Research Note Preparation Guidelines

Research Notes of the American Astronomical Society (RNAAS) is a publication in the AAS portfolio (alongside ApJ, AJ, ApJ Supplements, and ApJ Letters) through which authors can promptly and briefly share materials of interest with the astronomical community in a form that will be searchable via ADS and permanently archived. The official scope of the RNAAS can be found here.

A Note can be submitted to the Editorial Office in LaTeX (preferably with AASTeX v6.3+), MS/Word, or prepared and submitted through the Overleaf online collaborative editor.

When preparing your Research Note manuscript, please be aware that a PDF generated from the accepted version will be hosted with the final HTML article. Therefore, please do not use line numbers in Research Note manuscripts.

Research Notes are free to read and currently carry no author publication charges. Authors sign our Gold Open Access licensing agreement, allowing the AAS to publish the Research Note under a CC-BY 4.0 license.

Length & Content

Submissions to RNAAS should be brief communications — 1,500 words or fewer, with no more than a single figure or table (but not both) — and should be written in a style similar to that of a traditional journal article, including references, where appropriate. Please note that RNAAS style for single author papers is first person singular – ‘I’ not ‘we’.

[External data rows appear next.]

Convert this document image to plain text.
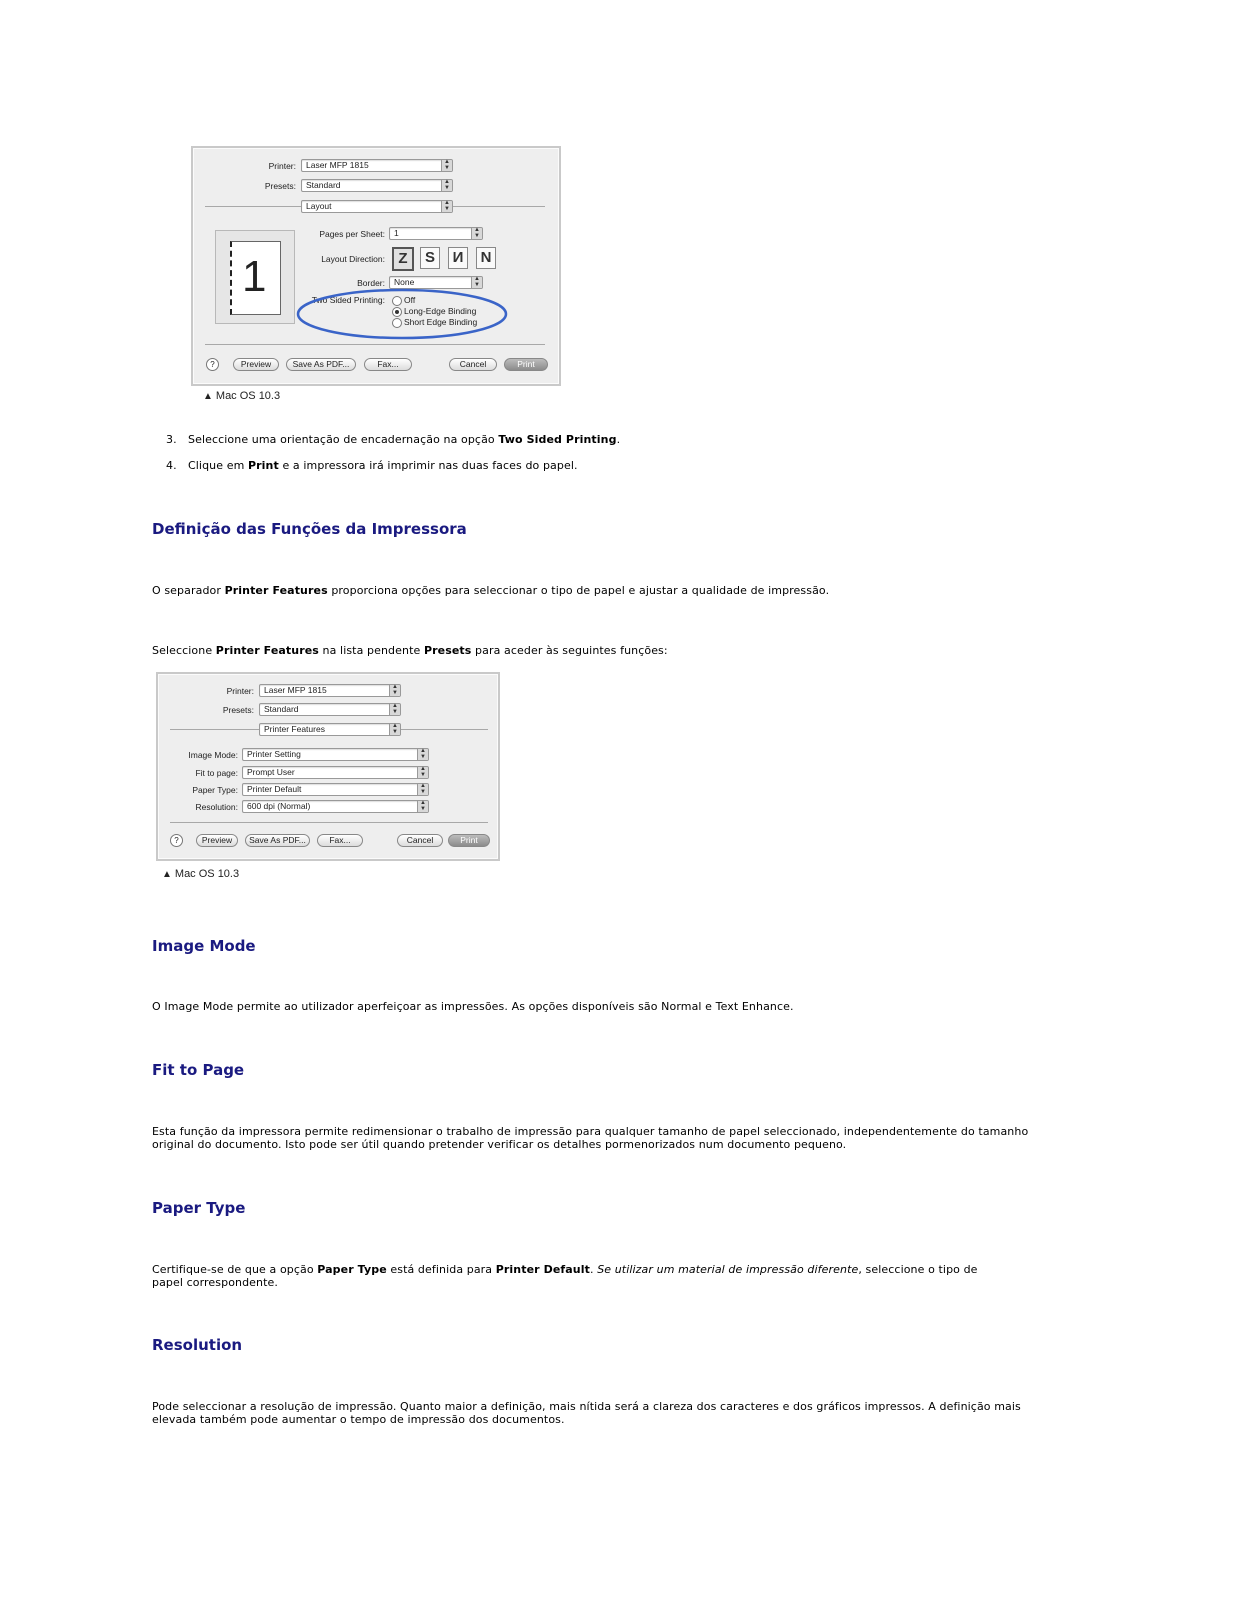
Printer: Laser MFP 1815	▲
▼
Presets: Standard	▲
▼
Layout	▲
▼
1
Pages per Sheet: 1	▲
▼
Layout Direction: Z	S	И	N
Border: None	▲
▼
Two Sided Printing: Off
Long-Edge Binding
Short Edge Binding
?	Preview	Save As PDF...	Fax...	Cancel	Print
▲ Mac OS 10.3
3. Seleccione uma orientação de encadernação na opção Two Sided Printing.
4. Clique em Print e a impressora irá imprimir nas duas faces do papel.
Definição das Funções da Impressora
O separador Printer Features proporciona opções para seleccionar o tipo de papel e ajustar a qualidade de impressão.
Seleccione Printer Features na lista pendente Presets para aceder às seguintes funções:
Printer: Laser MFP 1815	▲
▼
Presets: Standard	▲
▼
Printer Features	▲
▼
Image Mode: Printer Setting	▲
▼
Fit to page: Prompt User	▲
▼
Paper Type: Printer Default	▲
▼
Resolution: 600 dpi (Normal)	▲
▼
?	Preview	Save As PDF...	Fax...	Cancel	Print
▲ Mac OS 10.3
Image Mode
O Image Mode permite ao utilizador aperfeiçoar as impressões. As opções disponíveis são Normal e Text Enhance.
Fit to Page
Esta função da impressora permite redimensionar o trabalho de impressão para qualquer tamanho de papel seleccionado, independentemente do tamanho original do documento. Isto pode ser útil quando pretender verificar os detalhes pormenorizados num documento pequeno.
Paper Type
Certifique-se de que a opção Paper Type está definida para Printer Default. Se utilizar um material de impressão diferente, seleccione o tipo de papel correspondente.
Resolution
Pode seleccionar a resolução de impressão. Quanto maior a definição, mais nítida será a clareza dos caracteres e dos gráficos impressos. A definição mais elevada também pode aumentar o tempo de impressão dos documentos.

The 1,500 word count limit includes title, headers, captions, and references with 150 words reserved for the required abstract. Easy though not entirely foolproof ways to count the number of words in a Research Note are to use the texcount utility installed with most LaTeX installations, or by copying the words into MS/Word and using ”Word Count” under the Tool tab. The command-line call texcount -v3 -merge -incbib -dir -sub=none -utf8 -sum rnaas.tex includes the option to pick up references and provides a nice, color-coded visual summary of which words are included in the count.  Also note that this texcount command will be inconsistent with the final word cound because it includes authors and affiliations while it often poorly parses equations and macros. Additional, alternative word counting tools include our “Quanta Calculator“, which is designed for the main journals; it will provide a lower limit to the count becuase it does not include references. While the builtin Overleaf word count tool produces a result consistent with our recommended texcount (it is the same basic command),  Overleaf does not count references, leading to an undercount (See their FAQ to configure the word count to include references).  As a result of these differing approximations to the word count, the AAS Editorial office’s word count is the final arbiter of the limit.

Authors are expected to follow the Professional and Ethical Standards for the AAS Journals (Kennicutt et al. 2006), including guidance on plagiarism (Vishniac 2012).

Research Notes are published as they are submitted, with no further language review or production services. Our priority for Research Notes is fast circulation of knowledge, and this process means they can be published as quickly as possible. It does mean that typos and other such errors will be published if they appear in the original submission.

A limit of twenty Notes in any calendar year by a given first author will be applied.

Figures, Tables, & Data

As mentioned above, a Research Note should include no more than a single figure or table (but not both), where appropriate. While table contents do not count against the word count of a Note, caption text will. The Note figure can be submitted in EPS, PDF, WMF, TIFF, GIF, JPEG, or BMP formats. Including the data behind the figure in a Note is encouraged, and the submitted data will be provided as a link in the published Note. Long tables should only show the first 5 – 10 data lines with the rest available in the machine readable format.

References, Facilities, & Code

Acknowledge people, facilities, and software in a Note but remember that these count against your 1500 word limit. Citations to the literature or to code should follow standard AAS Journal recommendations.

Review

Unlike the other journals in the AAS portfolio, RNAAS publications are not peer reviewed; they are, however, moderated by an editor for appropriateness and format before publication. Note that this lack of formal review means that, in most cases, RNAAS is unable to publish substantially novel theories, though short theoretical works building on work already published in mainstream journals are still welcome. If accepted, RNAAS submissions are typically published within 72 hours of manuscript receipt. Each RNAAS is issued a DOI and indexed by ADS to create a long-term, citable record of work.